Liberação do FGTS é "paliativo" e deve prejudicar geração de emprego e renda no país, diz Fenae

“As pessoas vão pegar esses recursos, em sua grande maioria, e vão pagar suas dívidas. Na nossa avaliação, esses recursos não vão girar a economia como esperado", diz o presidente da Federação Nacional das Associações do Pessoal da Caixa Econômica Federal, Jair Pedro Ferreira

(Foto: Marcelo Camargo/Agência Brasil)

247 - Para o presidente da Federação Nacional das Associações do Pessoal da Caixa Econômica Federal (Fenae), Jair Pedro Ferreira, as regras que permitem o saque de até R$ 500 das contas ativas e inativa do Fundo de Garantia por Tempo de Serviço (FGTS) pelo trabalhador são apenas “um paliativo” à crise econômica. 

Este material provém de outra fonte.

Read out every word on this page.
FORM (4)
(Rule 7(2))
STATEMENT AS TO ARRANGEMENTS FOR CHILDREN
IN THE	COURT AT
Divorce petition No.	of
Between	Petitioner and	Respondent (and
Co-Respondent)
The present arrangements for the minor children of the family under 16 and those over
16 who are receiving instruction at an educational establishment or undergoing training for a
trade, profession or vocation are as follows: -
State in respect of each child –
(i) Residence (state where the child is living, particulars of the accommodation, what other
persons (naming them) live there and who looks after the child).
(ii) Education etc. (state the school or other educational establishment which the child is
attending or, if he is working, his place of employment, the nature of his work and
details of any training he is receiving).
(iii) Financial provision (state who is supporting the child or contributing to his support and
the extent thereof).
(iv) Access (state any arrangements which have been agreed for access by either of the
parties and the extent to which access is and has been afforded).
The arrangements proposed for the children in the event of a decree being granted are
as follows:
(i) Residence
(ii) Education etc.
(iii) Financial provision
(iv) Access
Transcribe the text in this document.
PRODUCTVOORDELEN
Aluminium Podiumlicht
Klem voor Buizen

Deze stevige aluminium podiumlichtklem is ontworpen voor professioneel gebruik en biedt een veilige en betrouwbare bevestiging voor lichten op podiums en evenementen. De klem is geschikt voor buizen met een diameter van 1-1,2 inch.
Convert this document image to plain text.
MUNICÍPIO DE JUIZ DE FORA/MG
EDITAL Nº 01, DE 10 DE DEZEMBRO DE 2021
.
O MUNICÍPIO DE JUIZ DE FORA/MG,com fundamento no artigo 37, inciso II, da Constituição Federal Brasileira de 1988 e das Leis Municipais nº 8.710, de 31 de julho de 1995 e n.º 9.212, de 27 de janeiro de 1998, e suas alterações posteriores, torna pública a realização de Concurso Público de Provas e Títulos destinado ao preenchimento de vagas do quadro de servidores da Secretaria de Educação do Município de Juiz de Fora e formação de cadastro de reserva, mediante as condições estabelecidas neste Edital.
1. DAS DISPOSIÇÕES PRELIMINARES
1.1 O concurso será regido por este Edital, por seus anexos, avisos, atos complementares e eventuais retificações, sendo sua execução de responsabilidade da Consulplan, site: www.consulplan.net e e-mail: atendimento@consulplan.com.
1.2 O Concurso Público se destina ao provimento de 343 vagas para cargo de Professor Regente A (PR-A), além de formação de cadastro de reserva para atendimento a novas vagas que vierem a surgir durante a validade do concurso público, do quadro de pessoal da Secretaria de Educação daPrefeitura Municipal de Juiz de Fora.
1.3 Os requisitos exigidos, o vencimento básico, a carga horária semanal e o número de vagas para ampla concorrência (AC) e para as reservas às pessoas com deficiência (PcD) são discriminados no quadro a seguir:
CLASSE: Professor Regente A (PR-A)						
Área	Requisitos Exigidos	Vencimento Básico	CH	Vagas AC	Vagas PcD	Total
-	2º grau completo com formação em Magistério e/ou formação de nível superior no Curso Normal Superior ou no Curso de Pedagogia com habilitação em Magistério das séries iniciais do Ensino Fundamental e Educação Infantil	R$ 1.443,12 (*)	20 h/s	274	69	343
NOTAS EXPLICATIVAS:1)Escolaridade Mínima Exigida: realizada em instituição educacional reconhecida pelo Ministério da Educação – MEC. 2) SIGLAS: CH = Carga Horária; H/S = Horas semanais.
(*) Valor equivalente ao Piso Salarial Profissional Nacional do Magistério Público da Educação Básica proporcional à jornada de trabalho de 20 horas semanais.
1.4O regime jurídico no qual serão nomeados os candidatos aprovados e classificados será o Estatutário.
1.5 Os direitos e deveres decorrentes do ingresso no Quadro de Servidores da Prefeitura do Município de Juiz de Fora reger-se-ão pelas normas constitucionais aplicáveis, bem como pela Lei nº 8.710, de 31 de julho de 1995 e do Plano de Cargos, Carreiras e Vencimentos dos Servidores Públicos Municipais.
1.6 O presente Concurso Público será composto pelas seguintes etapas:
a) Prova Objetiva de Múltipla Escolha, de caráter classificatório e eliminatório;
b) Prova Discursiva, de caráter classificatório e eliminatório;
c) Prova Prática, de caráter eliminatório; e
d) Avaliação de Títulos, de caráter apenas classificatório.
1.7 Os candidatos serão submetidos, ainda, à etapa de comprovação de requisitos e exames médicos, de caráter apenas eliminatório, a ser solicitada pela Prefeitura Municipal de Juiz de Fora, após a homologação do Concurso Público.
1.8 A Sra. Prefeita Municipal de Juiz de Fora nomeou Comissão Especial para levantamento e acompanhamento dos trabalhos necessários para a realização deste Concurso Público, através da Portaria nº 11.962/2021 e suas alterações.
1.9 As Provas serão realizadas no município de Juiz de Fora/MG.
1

“As pessoas vão pegar esses recursos, em sua grande maioria, e vão pagar suas dívidas. Na nossa avaliação, esses recursos não vão girar a economia como esperado”, avalia Ferreira. Para ele, a saída de recursos do FGTS, que é um fundo para investimentos, para o mercado financeiro não beneficia o trabalhador. 

“Retirar recursos de um fundo que fomenta o desenvolvimento, a criação de empregos e ajuda a diminuir o déficit habitacional é prejudicial ao país. Hoje temos praticamente 7,7 milhões de famílias sem residência e o FGTS é um grande fundo que ajuda na construção de residências mais baratas”, afirmou.